Decoding raw ECoG signals to restore sensorimotor function has been a great motivation. The most advanced techniques comprise time-frequency analysis with power-spectrum analysis, fast Fourier transform [2], and dynamic mode decomposition [3] are used to decode unprocessed ECoG signals. External computational sources that treat the data received either from electrodes or the feedback from sensors can generate the signal for stimulus or can trigger the prosthetic control efficiently. This type of analysis and decoding ECoG data in an off-line way is very slow and not suitable for decoding in real time. Moreover, as these off-line-based computational resources are very complex to implement in terms of area and power consumption, they are impractical for portable applications. Hence, it is essential to design an on-chip decoding system which is handy, power efficient, and also fast enough for real-time use. Many different on-chip techniques are presented for decoding ECoG-recorded signals. An interface between inserted chip and recording and stimulating electrodes was projected in [4], which is portable as well as operates independently. In Refs. [5–8], various on-chip signal recording and processing model can be seen. Such action potential of a basic computing unit (a neuron) was detected that produces the electrical stimuli by the use of time-amplitude discriminator. Mainly focuses on recording and processing (amplifying, filtering, etc.) cortically recorded signals to trigger the action stimuli signals. Another on-chip implementation is based on look-up table (LUT) that generates the corresponding stimulus action (such as eye blinking) by classifying the extracted, amplified, and filtered brain signals [7]. Moreover, in Ref. [9], discrete cosine transform and linear classifier are implemented on hardware to decode the ECoG movement intentions. As explained in Ref. [4], the large number of neurons that reside on the cortical surface controls the hand movements, and these hand movements usually occur in high-dimensional space; hence, giving a typical motor behavior range is still a challenge. Since the classification based on look-up tables and linear classifiers is narrow, developing a better and versatile on-chip classification method is essential that can take care of more complex task.

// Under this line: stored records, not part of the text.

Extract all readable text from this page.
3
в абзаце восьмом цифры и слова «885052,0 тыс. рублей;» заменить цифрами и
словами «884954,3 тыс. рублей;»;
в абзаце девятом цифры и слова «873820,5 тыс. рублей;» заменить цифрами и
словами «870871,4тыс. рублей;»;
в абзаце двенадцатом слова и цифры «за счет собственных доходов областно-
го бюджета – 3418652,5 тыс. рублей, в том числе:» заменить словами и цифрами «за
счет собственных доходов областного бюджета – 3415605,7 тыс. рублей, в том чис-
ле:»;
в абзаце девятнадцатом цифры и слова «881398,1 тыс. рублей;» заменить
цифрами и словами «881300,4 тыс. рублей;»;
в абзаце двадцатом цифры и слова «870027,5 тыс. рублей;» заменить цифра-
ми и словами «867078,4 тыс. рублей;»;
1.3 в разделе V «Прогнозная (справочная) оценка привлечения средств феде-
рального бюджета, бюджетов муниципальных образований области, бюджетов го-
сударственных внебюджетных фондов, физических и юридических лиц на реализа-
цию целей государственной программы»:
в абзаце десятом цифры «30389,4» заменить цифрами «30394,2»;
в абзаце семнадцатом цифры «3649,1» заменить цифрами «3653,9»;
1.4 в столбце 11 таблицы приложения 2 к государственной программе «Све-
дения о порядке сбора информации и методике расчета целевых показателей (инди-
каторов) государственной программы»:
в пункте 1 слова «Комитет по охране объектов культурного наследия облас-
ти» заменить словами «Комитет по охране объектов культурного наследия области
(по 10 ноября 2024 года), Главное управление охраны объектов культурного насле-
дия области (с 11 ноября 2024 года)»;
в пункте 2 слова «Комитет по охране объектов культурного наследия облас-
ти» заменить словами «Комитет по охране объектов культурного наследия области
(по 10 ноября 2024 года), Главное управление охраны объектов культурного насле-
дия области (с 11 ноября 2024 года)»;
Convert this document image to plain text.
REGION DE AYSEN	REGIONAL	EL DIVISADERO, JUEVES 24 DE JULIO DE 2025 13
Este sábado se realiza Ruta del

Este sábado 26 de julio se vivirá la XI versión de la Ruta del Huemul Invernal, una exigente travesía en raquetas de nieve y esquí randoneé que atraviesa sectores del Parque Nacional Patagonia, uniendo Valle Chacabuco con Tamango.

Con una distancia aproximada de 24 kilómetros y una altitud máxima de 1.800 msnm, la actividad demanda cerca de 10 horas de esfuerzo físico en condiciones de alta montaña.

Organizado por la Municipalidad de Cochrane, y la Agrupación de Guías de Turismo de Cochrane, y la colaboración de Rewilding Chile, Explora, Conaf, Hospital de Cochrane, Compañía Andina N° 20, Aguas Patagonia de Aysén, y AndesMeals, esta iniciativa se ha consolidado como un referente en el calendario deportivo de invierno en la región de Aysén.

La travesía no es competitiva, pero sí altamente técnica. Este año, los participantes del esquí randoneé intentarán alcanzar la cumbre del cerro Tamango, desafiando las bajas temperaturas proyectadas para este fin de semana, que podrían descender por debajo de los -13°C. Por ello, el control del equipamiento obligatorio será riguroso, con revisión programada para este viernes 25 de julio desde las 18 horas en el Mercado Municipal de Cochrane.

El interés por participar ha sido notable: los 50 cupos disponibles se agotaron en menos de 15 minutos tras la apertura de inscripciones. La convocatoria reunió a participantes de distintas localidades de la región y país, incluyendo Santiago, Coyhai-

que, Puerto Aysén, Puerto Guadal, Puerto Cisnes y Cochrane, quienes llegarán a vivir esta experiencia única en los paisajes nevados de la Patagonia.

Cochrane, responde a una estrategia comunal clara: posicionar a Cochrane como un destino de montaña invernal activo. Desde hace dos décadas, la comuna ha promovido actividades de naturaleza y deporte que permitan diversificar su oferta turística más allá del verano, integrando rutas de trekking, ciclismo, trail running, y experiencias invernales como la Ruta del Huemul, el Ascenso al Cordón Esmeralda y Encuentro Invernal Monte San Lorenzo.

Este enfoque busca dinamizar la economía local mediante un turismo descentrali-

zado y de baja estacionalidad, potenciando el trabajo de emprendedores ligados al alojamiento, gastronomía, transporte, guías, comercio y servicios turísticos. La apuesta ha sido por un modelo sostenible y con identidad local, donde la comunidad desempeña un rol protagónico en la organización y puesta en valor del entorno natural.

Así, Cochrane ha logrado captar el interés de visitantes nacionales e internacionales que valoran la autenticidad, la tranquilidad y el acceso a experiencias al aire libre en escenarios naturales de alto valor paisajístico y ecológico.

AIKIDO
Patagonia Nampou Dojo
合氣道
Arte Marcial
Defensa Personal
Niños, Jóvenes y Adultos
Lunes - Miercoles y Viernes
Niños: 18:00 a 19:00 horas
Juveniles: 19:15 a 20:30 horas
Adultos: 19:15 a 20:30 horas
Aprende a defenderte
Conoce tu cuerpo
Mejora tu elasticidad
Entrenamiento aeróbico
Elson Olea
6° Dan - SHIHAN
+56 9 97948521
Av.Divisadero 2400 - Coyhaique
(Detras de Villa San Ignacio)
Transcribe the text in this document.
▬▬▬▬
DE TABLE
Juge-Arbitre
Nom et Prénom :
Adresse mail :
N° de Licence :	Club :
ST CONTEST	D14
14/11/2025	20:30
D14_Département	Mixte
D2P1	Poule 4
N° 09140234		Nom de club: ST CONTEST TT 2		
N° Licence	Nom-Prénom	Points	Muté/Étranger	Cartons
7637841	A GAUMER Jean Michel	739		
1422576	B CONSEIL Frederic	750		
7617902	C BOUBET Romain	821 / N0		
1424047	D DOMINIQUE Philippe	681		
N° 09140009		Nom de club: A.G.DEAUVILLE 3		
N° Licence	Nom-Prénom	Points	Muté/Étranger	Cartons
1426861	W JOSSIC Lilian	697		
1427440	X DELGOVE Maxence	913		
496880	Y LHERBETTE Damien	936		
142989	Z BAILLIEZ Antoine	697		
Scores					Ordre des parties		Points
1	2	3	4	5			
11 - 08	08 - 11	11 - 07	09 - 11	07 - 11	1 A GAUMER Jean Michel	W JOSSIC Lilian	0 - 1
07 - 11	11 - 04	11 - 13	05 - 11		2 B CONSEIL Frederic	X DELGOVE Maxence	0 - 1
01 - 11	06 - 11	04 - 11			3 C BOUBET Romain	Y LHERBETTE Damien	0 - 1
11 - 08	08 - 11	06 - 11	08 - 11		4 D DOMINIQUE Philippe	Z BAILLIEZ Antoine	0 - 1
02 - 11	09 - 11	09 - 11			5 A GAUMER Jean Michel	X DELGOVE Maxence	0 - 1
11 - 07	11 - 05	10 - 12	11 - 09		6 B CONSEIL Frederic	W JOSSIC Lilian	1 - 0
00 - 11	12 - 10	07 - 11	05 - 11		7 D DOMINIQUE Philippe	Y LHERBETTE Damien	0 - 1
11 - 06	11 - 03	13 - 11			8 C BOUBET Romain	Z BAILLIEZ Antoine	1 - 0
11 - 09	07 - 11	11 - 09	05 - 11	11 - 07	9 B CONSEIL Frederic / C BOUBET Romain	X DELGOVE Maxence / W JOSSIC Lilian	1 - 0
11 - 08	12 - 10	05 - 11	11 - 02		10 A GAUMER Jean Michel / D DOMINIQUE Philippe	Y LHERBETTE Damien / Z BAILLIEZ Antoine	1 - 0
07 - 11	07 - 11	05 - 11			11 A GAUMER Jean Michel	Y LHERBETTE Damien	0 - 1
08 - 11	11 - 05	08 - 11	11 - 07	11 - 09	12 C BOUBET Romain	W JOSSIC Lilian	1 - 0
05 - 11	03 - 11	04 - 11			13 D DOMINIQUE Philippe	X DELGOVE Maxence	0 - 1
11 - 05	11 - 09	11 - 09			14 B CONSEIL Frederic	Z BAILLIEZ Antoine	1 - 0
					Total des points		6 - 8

Designing of data processing block and implementation are the main focus of this work. Proposed framework has been highlighted in **Figure 1** showing an outline of typical BCI system. The signals are the ECoG signals, recorded from the electrodes placed invasively on the cerebral cortex. There are several parameters that have to be taken care of when designing such circuits. Mainly, the area occupied on the chip should be really small with low power consumption and should be resistant to temperature and voltage variations and of course the limitation of the system on which this has been developed. Thus, it is not feasible to build such off-line hardware-hungry decoding schemes for real-time BCI applications. Our work involves a low-power and area-efficient hardware realization of principal component analysis (PCA) and multilayer perceptron (MLP), implemented on FPGA to show the usefulness of on-chip data decoding model for BCI applications. Openly accessible ECoG recordings and the experimental results from FPGA show the accuracy of 80% for predicting single-finger movement.

## 3. Feature extraction: principal component analysis

Feature extraction is a process whose aim is to reduce the dimensionality and decrease the complexity of the dataset to a fewer dimensions with the largest amount of information possible. For BCI applications, it is an important requirement that the computational complexity of the system is very less. It must also be robust against noise influences and should only depend on historical data samples. Brain signals depend on different thinking activities that occur in the brain. BCI is considered to be a pattern recognition system that differentiates between different patterns and classifies them into different classes based on the features. The features extracted using BCI not only reflect the similarities to a certain class but also the differences from the rest of the classes. The features are measured using the properties of the signal that contain the information needed to distinguish between different classes.

Feature extraction or dimensionality reduction techniques such as PCA or independent component analysis can be applied to reduce the dimensions of the original brain signal data collected to help in removing irrelevant and redundant information. Such techniques will also reduce the overall computation cost as well.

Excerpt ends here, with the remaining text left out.